Голова снова стала работать. Я стал понимать, насколько опасно подчиниться выпавшей на мою долю судьбе. Я влопался, попав в отступление. Отступление, поражение — все это совсем не забавно. Надо шагать, вот и все. Я знал историю и предвидел, что Марна закончится отступлением. Отступление — это значит, что ты шагаешь и тебя бьют, а боев нет. Только и дела, что шагать. Некогда спать, некогда есть, некогда пить. Тащишь ружье и ранец до того места, где можно будет их сдать победителю. И весь свет плевать хочет на тебя. И боги, и люди способны только обращать внимание на победителя.
Он, этот победитель, надвигается сзади.
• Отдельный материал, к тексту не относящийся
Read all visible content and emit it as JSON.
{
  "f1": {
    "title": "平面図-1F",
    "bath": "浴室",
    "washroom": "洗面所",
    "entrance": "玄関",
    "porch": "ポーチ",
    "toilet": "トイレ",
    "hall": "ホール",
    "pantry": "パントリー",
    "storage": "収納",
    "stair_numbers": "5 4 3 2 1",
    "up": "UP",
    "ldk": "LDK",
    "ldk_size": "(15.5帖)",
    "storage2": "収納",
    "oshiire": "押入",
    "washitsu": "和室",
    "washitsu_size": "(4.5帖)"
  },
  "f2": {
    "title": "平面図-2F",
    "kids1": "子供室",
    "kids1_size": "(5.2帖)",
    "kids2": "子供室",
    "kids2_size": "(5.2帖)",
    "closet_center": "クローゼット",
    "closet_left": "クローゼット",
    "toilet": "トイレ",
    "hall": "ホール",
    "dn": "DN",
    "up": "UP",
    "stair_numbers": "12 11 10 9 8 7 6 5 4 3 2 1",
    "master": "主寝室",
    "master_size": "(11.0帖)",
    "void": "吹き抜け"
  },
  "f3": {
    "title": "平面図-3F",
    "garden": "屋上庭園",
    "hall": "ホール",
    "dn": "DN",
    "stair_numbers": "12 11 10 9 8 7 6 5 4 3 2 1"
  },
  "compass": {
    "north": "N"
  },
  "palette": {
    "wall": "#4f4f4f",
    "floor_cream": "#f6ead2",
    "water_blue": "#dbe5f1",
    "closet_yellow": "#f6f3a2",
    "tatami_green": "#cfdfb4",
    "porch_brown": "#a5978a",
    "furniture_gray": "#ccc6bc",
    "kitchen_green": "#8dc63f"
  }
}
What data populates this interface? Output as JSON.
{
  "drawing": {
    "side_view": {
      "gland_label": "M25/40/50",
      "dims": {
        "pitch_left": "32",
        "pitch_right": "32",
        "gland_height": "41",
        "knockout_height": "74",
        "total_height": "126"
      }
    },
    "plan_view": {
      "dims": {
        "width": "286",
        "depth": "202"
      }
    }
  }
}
Мы будем идти впереди него до самого Парижа. А потом мы будем собраны в стада и заключены в лагери.
Нет, это не для меня.
Я протестовал не из страха перед страданиями, а от ужаса перед положением побежденного.
Внезапно Франция и французы сделались в моих глазах отвратительны. Я хотел отделиться от них. Я был возмущен ими.
Нет, право, быть французом—вовсе не забавно. С тех пор, как я родился в этой стране, я не знал ни одной хорошей минуты.
Я всегда слышал разговоры только о поражениях. Когда я был ребенком, мне всегда рассказывали о Седане и Фашоде, либо о Ватерлоо и Россбахе[9]. Сколько унижений!
Германию я видел лишь проездом. Меня привели в восхищение люди этой страны и их умение трудиться.
В сущности, я ждал поражения. Но когда я увидел его на деле, меня охватило страшное бешенство.
Пусть меня убьют на дороге, когда мы будем прикрывать отступление, — вот о чем я мечтал, когда уходил на войну. Сейчас такая роль казалась мне слишком глупой, слишком незаслуженной для юноши в расцвете сил, который еще ничего не получил от жизни. Не моя вина, что вокруг меня дураки. Мне жизнь дана не для того, чтобы я ее загубил. Я зависел от отечества не больше, чем от собственного отца. Этот хвастун должен был в свое время первым вступить в Страсбург. Он этого не сделал и сейчас сидит у себя в кресле и ждет результатов от нас. Земля одинаково мало заинтересована в моей смерти и моей жизни. Выбор принадлежит мне.
Меня охватило страстное желание спастись. Мне хотелось отделаться от этого стада, спокойно шагавшего по дороге разгрома. Я чувствовал, что во мне пробуждаются силы и гордость. На душе у меня было неспокойно уже с той минуты, как я догнал свою роту. А теперь, помышляя бросить ее, я успел реабилитировать себя в своих собственных глазах.
Чувство долга не позволяло мне связывать мою судьбу с этой слишком уж глупой авантюрой, заранее обреченной на гибель. В эти минуты я был зол не на войну, а на Францию.
— Надо дать ходу в Голландию, — внезапно произнес я громким голосом.
Я повторил это еще раз, обращаясь к Бенсимону. Это его смутило.
— Ты понимаешь, это повторяется 70-й год. Мы разбиты. Нас гонят. Нас всех заберут. Это глупо. Все эти Типы — паршивцы, трусы. Надо бросить их. Я решил уйти в Голландию.
О. Голландии я вспомнил лишь потому, что когда-то читал роман Маргерита. Герой этого романа после разгрома французской армии под Седаном удирает в Бельгию. Но так как я уже находился в Бельгии, мне оставалось удирать в Голландию.
— Молчи, — сказал Бенсимон, — ты сошел с ума. Это у тебя от раны в голову. Все наладится.
9
Фашода — местность в Судане, которую французы захватили в 1898 г., но затем вынуждены были отдать англичанам. Ватерлоо— бельгийская деревня, где был разбит Наполеон 18 июня 1815 г. Россбах—саксонская деревня, при которой французы были разбиты пруссаками в 1757 г.